Create procedurable overhang in landscape

Hello!
So…I read a lot about landscapes and noticed that one should avoid tesselation or vertex position offset in order to create some interesting effects.
No my question is: how to create some overhangs using textures etc?
I came from Unity, I have been able to create some nice overhang slate rocks that stick out of mountains by using tesselation and displace this along normal and remove the Y comp.
How can all this be done in Unreal?
What is the correct way do add some procedurable overhang effects?
Regards! Tom

i don’t have enough knowledge about unreal engine to give you specific advice, but i believe that overhangs and caves are typically done with mesh objects placed on the terrain, not by simply using the heightmap.

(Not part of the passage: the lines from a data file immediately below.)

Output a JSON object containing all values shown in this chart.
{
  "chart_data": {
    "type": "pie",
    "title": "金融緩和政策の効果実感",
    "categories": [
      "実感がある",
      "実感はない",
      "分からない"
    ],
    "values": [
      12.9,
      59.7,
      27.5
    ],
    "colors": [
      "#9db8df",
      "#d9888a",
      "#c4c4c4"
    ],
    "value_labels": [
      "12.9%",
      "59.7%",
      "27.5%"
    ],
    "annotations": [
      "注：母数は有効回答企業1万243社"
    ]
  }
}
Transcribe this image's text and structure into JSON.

at least, it was that way in cryEngine

Hi

Yes, grab some rocks or something, make a procedural BP, or a spine bp, and just draw you overhand on.

I have done this manually, but could be done with BP or spline.

hi guys!
Thnx for the tips so far!
I’ll take a look at the BP spline, but I really would love to NOT doing stuff ‘by hand’. I have more than 200 chunks to process.
Let me show what I want to do:
On these images you can see those flat stones, I want to sharpen those stones and pull the sides more outwards to have some real slates sticking out of the hill.

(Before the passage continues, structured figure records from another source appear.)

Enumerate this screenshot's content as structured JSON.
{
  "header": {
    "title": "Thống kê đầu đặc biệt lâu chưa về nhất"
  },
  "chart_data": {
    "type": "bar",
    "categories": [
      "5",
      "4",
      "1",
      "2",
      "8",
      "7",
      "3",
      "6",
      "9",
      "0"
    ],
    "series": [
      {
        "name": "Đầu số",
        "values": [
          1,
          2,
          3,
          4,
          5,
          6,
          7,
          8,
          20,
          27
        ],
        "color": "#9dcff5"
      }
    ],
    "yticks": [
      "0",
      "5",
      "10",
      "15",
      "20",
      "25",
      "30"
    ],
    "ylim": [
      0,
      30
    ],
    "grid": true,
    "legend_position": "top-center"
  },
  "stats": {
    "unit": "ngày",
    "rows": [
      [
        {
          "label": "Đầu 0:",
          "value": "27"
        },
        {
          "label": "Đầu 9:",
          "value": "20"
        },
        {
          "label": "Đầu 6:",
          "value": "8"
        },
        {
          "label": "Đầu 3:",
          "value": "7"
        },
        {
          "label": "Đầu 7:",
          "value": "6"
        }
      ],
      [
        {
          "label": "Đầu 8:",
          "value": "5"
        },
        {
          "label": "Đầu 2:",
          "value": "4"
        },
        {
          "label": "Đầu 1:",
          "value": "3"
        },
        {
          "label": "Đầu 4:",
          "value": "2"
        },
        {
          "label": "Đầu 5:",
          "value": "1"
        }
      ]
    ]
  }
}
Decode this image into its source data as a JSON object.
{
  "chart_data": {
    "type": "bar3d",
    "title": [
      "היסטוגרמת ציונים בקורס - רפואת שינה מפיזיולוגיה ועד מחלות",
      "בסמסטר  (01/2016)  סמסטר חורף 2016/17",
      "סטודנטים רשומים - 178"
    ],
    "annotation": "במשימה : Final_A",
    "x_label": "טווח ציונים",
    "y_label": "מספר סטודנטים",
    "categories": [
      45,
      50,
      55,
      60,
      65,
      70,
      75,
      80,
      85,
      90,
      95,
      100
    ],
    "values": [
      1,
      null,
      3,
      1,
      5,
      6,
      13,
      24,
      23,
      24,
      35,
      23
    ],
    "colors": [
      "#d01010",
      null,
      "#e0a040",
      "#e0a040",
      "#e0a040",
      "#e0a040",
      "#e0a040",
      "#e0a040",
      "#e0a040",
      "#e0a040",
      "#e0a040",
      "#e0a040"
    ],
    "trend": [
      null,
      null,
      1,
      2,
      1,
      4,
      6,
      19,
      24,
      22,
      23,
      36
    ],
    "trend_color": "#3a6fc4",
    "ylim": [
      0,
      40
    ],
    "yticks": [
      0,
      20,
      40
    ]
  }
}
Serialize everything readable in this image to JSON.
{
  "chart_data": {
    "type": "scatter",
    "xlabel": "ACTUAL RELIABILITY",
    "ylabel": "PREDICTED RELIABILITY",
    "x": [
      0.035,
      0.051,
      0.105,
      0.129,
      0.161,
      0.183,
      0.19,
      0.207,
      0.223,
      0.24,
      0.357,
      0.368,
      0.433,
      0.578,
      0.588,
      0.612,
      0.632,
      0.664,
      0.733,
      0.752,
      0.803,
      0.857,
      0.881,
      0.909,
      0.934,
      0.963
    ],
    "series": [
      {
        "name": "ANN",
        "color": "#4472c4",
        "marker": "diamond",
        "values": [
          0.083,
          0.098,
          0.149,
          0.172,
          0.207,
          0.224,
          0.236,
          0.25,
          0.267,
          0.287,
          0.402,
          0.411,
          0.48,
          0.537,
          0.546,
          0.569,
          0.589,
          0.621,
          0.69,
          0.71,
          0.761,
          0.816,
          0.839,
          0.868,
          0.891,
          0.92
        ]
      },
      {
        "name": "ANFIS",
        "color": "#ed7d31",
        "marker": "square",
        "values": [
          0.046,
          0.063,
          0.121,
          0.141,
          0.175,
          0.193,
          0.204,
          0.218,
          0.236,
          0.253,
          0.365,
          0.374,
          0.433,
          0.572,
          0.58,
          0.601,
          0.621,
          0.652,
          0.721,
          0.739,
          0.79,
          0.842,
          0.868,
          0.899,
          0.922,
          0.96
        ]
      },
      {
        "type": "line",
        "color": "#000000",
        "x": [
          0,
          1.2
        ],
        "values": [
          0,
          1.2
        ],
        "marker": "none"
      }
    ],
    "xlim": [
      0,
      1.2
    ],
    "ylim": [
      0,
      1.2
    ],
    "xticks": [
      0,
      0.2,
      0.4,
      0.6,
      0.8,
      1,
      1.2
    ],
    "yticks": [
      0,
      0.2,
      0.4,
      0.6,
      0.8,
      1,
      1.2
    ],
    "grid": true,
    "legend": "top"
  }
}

Here you can see the smaller rocks on the sides. I used triplanar to map the texture correct and now would love to pull that out of the bigger flatty stones. (makes sense?)

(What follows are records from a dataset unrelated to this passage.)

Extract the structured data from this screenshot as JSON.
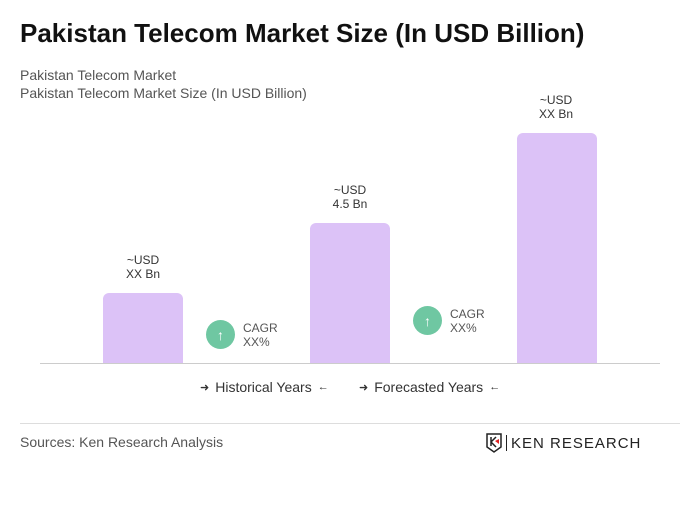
{
  "title": "Pakistan Telecom Market Size (In USD Billion)",
  "subtitle1": "Pakistan Telecom Market",
  "subtitle2": "Pakistan Telecom Market Size (In USD Billion)",
  "chart_data": {
    "type": "bar",
    "bars": [
      {
        "label_line1": "~USD",
        "label_line2": "XX Bn"
      },
      {
        "label_line1": "~USD",
        "label_line2": "4.5 Bn",
        "value": 4.5
      },
      {
        "label_line1": "~USD",
        "label_line2": "XX Bn"
      }
    ],
    "cagr": [
      {
        "label": "CAGR",
        "value": "XX%"
      },
      {
        "label": "CAGR",
        "value": "XX%"
      }
    ],
    "legend": [
      "Historical Years",
      "Forecasted Years"
    ],
    "bar_color": "#dcc2f7",
    "cagr_color": "#6fc7a2"
  },
  "source": "Sources: Ken Research Analysis",
  "logo": "KEN RESEARCH"
}
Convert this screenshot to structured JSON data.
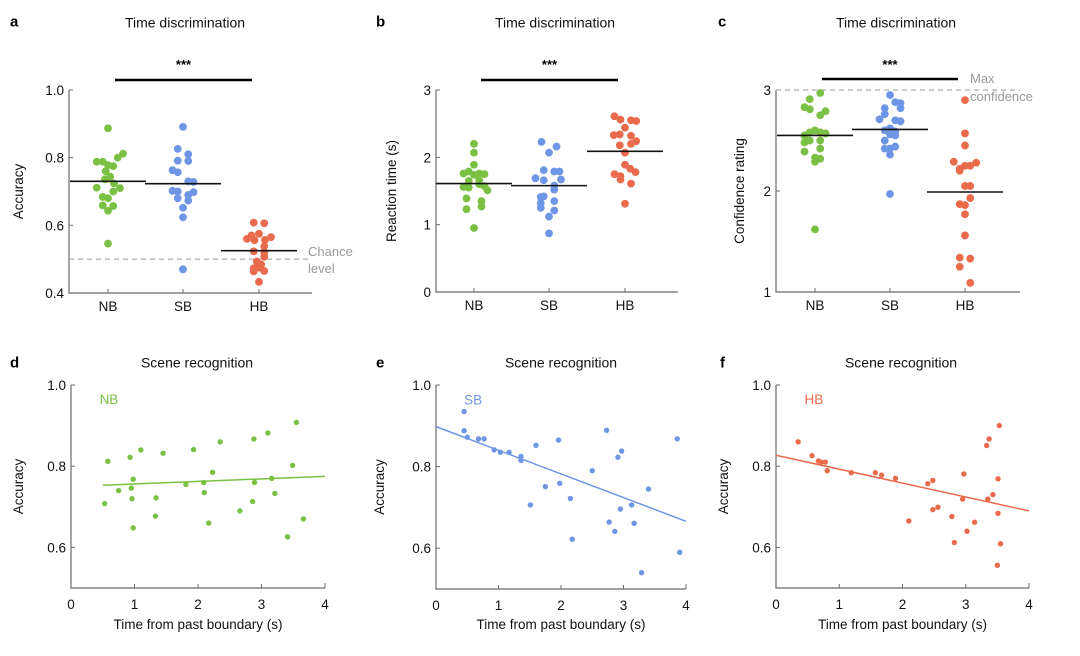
{
  "colors": {
    "NB": "#7ac143",
    "SB": "#6f96e6",
    "HB": "#ea6a4c"
  },
  "chart_data": [
    {
      "id": "a",
      "type": "scatter",
      "subtype": "swarm",
      "panel_letter": "a",
      "title": "Time discrimination",
      "xlabel": "",
      "ylabel": "Accuracy",
      "categories": [
        "NB",
        "SB",
        "HB"
      ],
      "ylim": [
        0.4,
        1.0
      ],
      "yticks": [
        0.4,
        0.6,
        0.8,
        1.0
      ],
      "ytick_labels": [
        "0.4",
        "0.6",
        "0.8",
        "1.0"
      ],
      "significance": {
        "label": "***",
        "from": "NB",
        "to": "HB"
      },
      "reference_line": {
        "value": 0.5,
        "label": [
          "Chance",
          "level"
        ]
      },
      "series": [
        {
          "name": "NB",
          "mean": 0.73,
          "values": [
            0.887,
            0.812,
            0.8,
            0.788,
            0.788,
            0.778,
            0.775,
            0.76,
            0.744,
            0.736,
            0.724,
            0.711,
            0.71,
            0.7,
            0.684,
            0.68,
            0.659,
            0.657,
            0.643,
            0.546
          ],
          "offsets": [
            0,
            2,
            1.3,
            -1.5,
            -0.7,
            0,
            0.7,
            -0.3,
            0.3,
            -0.4,
            0.8,
            -1.5,
            1.6,
            0.7,
            -0.7,
            0,
            -0.7,
            0.7,
            0,
            0
          ]
        },
        {
          "name": "SB",
          "mean": 0.723,
          "values": [
            0.891,
            0.826,
            0.81,
            0.791,
            0.79,
            0.763,
            0.757,
            0.73,
            0.728,
            0.702,
            0.7,
            0.698,
            0.69,
            0.68,
            0.673,
            0.652,
            0.624,
            0.47
          ],
          "offsets": [
            0,
            -0.7,
            0.7,
            -0.7,
            0.7,
            -1.4,
            -0.7,
            0.7,
            1.4,
            -1.4,
            -0.7,
            1.4,
            0.7,
            -0.7,
            0.7,
            0,
            0,
            0
          ]
        },
        {
          "name": "HB",
          "mean": 0.525,
          "values": [
            0.608,
            0.606,
            0.575,
            0.57,
            0.565,
            0.56,
            0.557,
            0.556,
            0.538,
            0.523,
            0.52,
            0.507,
            0.493,
            0.484,
            0.475,
            0.473,
            0.465,
            0.464,
            0.433
          ],
          "offsets": [
            -0.7,
            0.7,
            0,
            -1.0,
            1.6,
            -1.6,
            0.8,
            -0.6,
            0.7,
            -0.7,
            0.7,
            0.7,
            -0.3,
            0.3,
            0,
            -0.7,
            0.7,
            -0.7,
            0
          ]
        }
      ]
    },
    {
      "id": "b",
      "type": "scatter",
      "subtype": "swarm",
      "panel_letter": "b",
      "title": "Time discrimination",
      "xlabel": "",
      "ylabel": "Reaction time (s)",
      "categories": [
        "NB",
        "SB",
        "HB"
      ],
      "ylim": [
        0,
        3
      ],
      "yticks": [
        0,
        1,
        2,
        3
      ],
      "ytick_labels": [
        "0",
        "1",
        "2",
        "3"
      ],
      "significance": {
        "label": "***",
        "from": "NB",
        "to": "HB"
      },
      "series": [
        {
          "name": "NB",
          "mean": 1.61,
          "values": [
            2.2,
            2.07,
            1.89,
            1.79,
            1.76,
            1.76,
            1.75,
            1.74,
            1.66,
            1.65,
            1.6,
            1.57,
            1.56,
            1.55,
            1.51,
            1.39,
            1.35,
            1.27,
            1.23,
            0.95
          ],
          "offsets": [
            0,
            0,
            0,
            -0.7,
            -1.4,
            0.7,
            1.4,
            0,
            0.7,
            -0.7,
            0.7,
            1.4,
            -1.4,
            -0.7,
            1.8,
            -1.0,
            1.0,
            1.0,
            -1.0,
            0
          ]
        },
        {
          "name": "SB",
          "mean": 1.58,
          "values": [
            2.23,
            2.16,
            2.07,
            1.81,
            1.79,
            1.79,
            1.69,
            1.67,
            1.66,
            1.58,
            1.52,
            1.42,
            1.41,
            1.35,
            1.32,
            1.25,
            1.21,
            1.12,
            0.87
          ],
          "offsets": [
            -1.0,
            1.0,
            0,
            -0.7,
            0.7,
            1.4,
            -1.8,
            1.6,
            -0.7,
            0.7,
            0.7,
            -0.7,
            -1.1,
            0.7,
            -1.1,
            -1.1,
            0.7,
            0,
            0
          ]
        },
        {
          "name": "HB",
          "mean": 2.09,
          "values": [
            2.61,
            2.56,
            2.55,
            2.54,
            2.44,
            2.34,
            2.33,
            2.32,
            2.24,
            2.2,
            2.18,
            2.07,
            1.89,
            1.83,
            1.78,
            1.75,
            1.72,
            1.67,
            1.61,
            1.31
          ],
          "offsets": [
            -1.4,
            -0.6,
            0.8,
            1.5,
            0,
            -0.7,
            -1.5,
            0.8,
            1.5,
            0.8,
            -0.7,
            0,
            0,
            0.7,
            1.4,
            -1.4,
            -0.6,
            -0.6,
            0.8,
            0
          ]
        }
      ]
    },
    {
      "id": "c",
      "type": "scatter",
      "subtype": "swarm",
      "panel_letter": "c",
      "title": "Time discrimination",
      "xlabel": "",
      "ylabel": "Confidence rating",
      "categories": [
        "NB",
        "SB",
        "HB"
      ],
      "ylim": [
        1,
        3
      ],
      "yticks": [
        1,
        2,
        3
      ],
      "ytick_labels": [
        "1",
        "2",
        "3"
      ],
      "significance": {
        "label": "***",
        "from": "NB",
        "to": "HB"
      },
      "reference_line": {
        "value": 3,
        "label": [
          "Max",
          "confidence"
        ]
      },
      "series": [
        {
          "name": "NB",
          "mean": 2.55,
          "values": [
            2.97,
            2.91,
            2.83,
            2.81,
            2.79,
            2.75,
            2.6,
            2.58,
            2.58,
            2.57,
            2.55,
            2.5,
            2.5,
            2.48,
            2.42,
            2.39,
            2.33,
            2.32,
            2.29,
            1.62
          ],
          "offsets": [
            0.7,
            -0.7,
            -1.4,
            -0.7,
            1.4,
            0.7,
            0,
            -0.7,
            0.7,
            1.4,
            -1.4,
            0.7,
            -0.7,
            -1.4,
            0.7,
            -1.4,
            0,
            0.7,
            0,
            0
          ]
        },
        {
          "name": "SB",
          "mean": 2.61,
          "values": [
            2.95,
            2.88,
            2.87,
            2.82,
            2.82,
            2.76,
            2.71,
            2.7,
            2.69,
            2.62,
            2.6,
            2.59,
            2.56,
            2.55,
            2.5,
            2.44,
            2.42,
            2.42,
            2.36,
            1.97
          ],
          "offsets": [
            0,
            0.7,
            1.4,
            -0.7,
            1.4,
            -0.7,
            -1.4,
            0.7,
            1.4,
            0,
            -0.7,
            0.7,
            0,
            0.7,
            -0.7,
            0.7,
            -0.7,
            0,
            0,
            0
          ]
        },
        {
          "name": "HB",
          "mean": 1.99,
          "values": [
            2.9,
            2.57,
            2.45,
            2.29,
            2.28,
            2.25,
            2.25,
            2.22,
            2.2,
            2.05,
            2.05,
            1.93,
            1.87,
            1.86,
            1.77,
            1.56,
            1.34,
            1.33,
            1.25,
            1.09
          ],
          "offsets": [
            0,
            0,
            0,
            -1.5,
            1.5,
            0,
            0.7,
            -0.7,
            -0.7,
            0,
            0.7,
            0.7,
            -0.7,
            0,
            0,
            0,
            -0.7,
            0.7,
            -0.7,
            0.7
          ]
        }
      ]
    },
    {
      "id": "d",
      "type": "scatter",
      "panel_letter": "d",
      "title": "Scene recognition",
      "xlabel": "Time from past boundary (s)",
      "ylabel": "Accuracy",
      "group_label": "NB",
      "xlim": [
        0,
        4
      ],
      "ylim": [
        0.5,
        1.0
      ],
      "xticks": [
        0,
        1,
        2,
        3,
        4
      ],
      "xtick_labels": [
        "0",
        "1",
        "2",
        "3",
        "4"
      ],
      "yticks": [
        0.6,
        0.8,
        1.0
      ],
      "ytick_labels": [
        "0.6",
        "0.8",
        "1.0"
      ],
      "fit_line": {
        "x": [
          0.5,
          4.0
        ],
        "y": [
          0.753,
          0.775
        ]
      },
      "series": [
        {
          "name": "NB",
          "x": [
            0.53,
            0.58,
            0.75,
            0.93,
            0.95,
            0.96,
            0.98,
            0.98,
            1.1,
            1.33,
            1.34,
            1.45,
            1.81,
            1.93,
            2.09,
            2.1,
            2.17,
            2.23,
            2.35,
            2.66,
            2.86,
            2.88,
            2.89,
            3.1,
            3.16,
            3.21,
            3.41,
            3.49,
            3.55,
            3.66
          ],
          "y": [
            0.708,
            0.812,
            0.74,
            0.822,
            0.746,
            0.72,
            0.648,
            0.768,
            0.84,
            0.677,
            0.722,
            0.832,
            0.755,
            0.841,
            0.76,
            0.735,
            0.66,
            0.785,
            0.86,
            0.69,
            0.713,
            0.867,
            0.76,
            0.882,
            0.77,
            0.733,
            0.626,
            0.802,
            0.908,
            0.67
          ]
        }
      ]
    },
    {
      "id": "e",
      "type": "scatter",
      "panel_letter": "e",
      "title": "Scene recognition",
      "xlabel": "Time from past boundary (s)",
      "ylabel": "Accuracy",
      "group_label": "SB",
      "xlim": [
        0,
        4
      ],
      "ylim": [
        0.5,
        1.0
      ],
      "xticks": [
        0,
        1,
        2,
        3,
        4
      ],
      "xtick_labels": [
        "0",
        "1",
        "2",
        "3",
        "4"
      ],
      "yticks": [
        0.6,
        0.8,
        1.0
      ],
      "ytick_labels": [
        "0.6",
        "0.8",
        "1.0"
      ],
      "fit_line": {
        "x": [
          0,
          4.0
        ],
        "y": [
          0.898,
          0.666
        ]
      },
      "series": [
        {
          "name": "SB",
          "x": [
            0.45,
            0.45,
            0.5,
            0.68,
            0.77,
            0.93,
            1.03,
            1.17,
            1.36,
            1.36,
            1.51,
            1.6,
            1.75,
            1.96,
            1.98,
            2.15,
            2.18,
            2.5,
            2.73,
            2.77,
            2.86,
            2.91,
            2.95,
            2.97,
            3.13,
            3.17,
            3.29,
            3.4,
            3.86,
            3.9
          ],
          "y": [
            0.935,
            0.888,
            0.872,
            0.868,
            0.868,
            0.841,
            0.835,
            0.835,
            0.825,
            0.815,
            0.706,
            0.852,
            0.751,
            0.865,
            0.759,
            0.722,
            0.622,
            0.79,
            0.889,
            0.664,
            0.641,
            0.823,
            0.696,
            0.838,
            0.706,
            0.661,
            0.54,
            0.745,
            0.868,
            0.59
          ]
        }
      ]
    },
    {
      "id": "f",
      "type": "scatter",
      "panel_letter": "f",
      "title": "Scene recognition",
      "xlabel": "Time from past boundary (s)",
      "ylabel": "Accuracy",
      "group_label": "HB",
      "xlim": [
        0,
        4
      ],
      "ylim": [
        0.5,
        1.0
      ],
      "xticks": [
        0,
        1,
        2,
        3,
        4
      ],
      "xtick_labels": [
        "0",
        "1",
        "2",
        "3",
        "4"
      ],
      "yticks": [
        0.6,
        0.8,
        1.0
      ],
      "ytick_labels": [
        "0.6",
        "0.8",
        "1.0"
      ],
      "fit_line": {
        "x": [
          0,
          4.0
        ],
        "y": [
          0.827,
          0.69
        ]
      },
      "series": [
        {
          "name": "HB",
          "x": [
            0.35,
            0.57,
            0.67,
            0.72,
            0.78,
            0.81,
            1.19,
            1.57,
            1.67,
            1.89,
            2.1,
            2.4,
            2.48,
            2.48,
            2.56,
            2.78,
            2.82,
            2.95,
            2.97,
            3.02,
            3.14,
            3.33,
            3.35,
            3.37,
            3.43,
            3.5,
            3.51,
            3.51,
            3.53,
            3.55
          ],
          "y": [
            0.86,
            0.826,
            0.813,
            0.81,
            0.81,
            0.789,
            0.784,
            0.784,
            0.778,
            0.77,
            0.665,
            0.757,
            0.693,
            0.765,
            0.699,
            0.676,
            0.612,
            0.719,
            0.781,
            0.64,
            0.662,
            0.851,
            0.719,
            0.867,
            0.73,
            0.556,
            0.684,
            0.769,
            0.9,
            0.609
          ]
        }
      ]
    }
  ]
}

The terrain is build in World machine and I used a 4033 unit big terrain to map a 257 meter area. The lower the resolution, the blurrier the slate rocks become.
Btw: i have searched on forums for a long already. This type of rocks seems to be very hard to recreate.

Its not possible simply using the landscape tool. The landscape tool only moves up and down on z, not x and y.

You could use displacement, but the collision wouldnt also be displaced.

yes, thnx, I noticed indeed. I tried displacement and it can work, but I am reading a lot that one should avoid that for landscapes. Beside, I am currently trying to figure out if doing all stuff by displacement is really the way to go.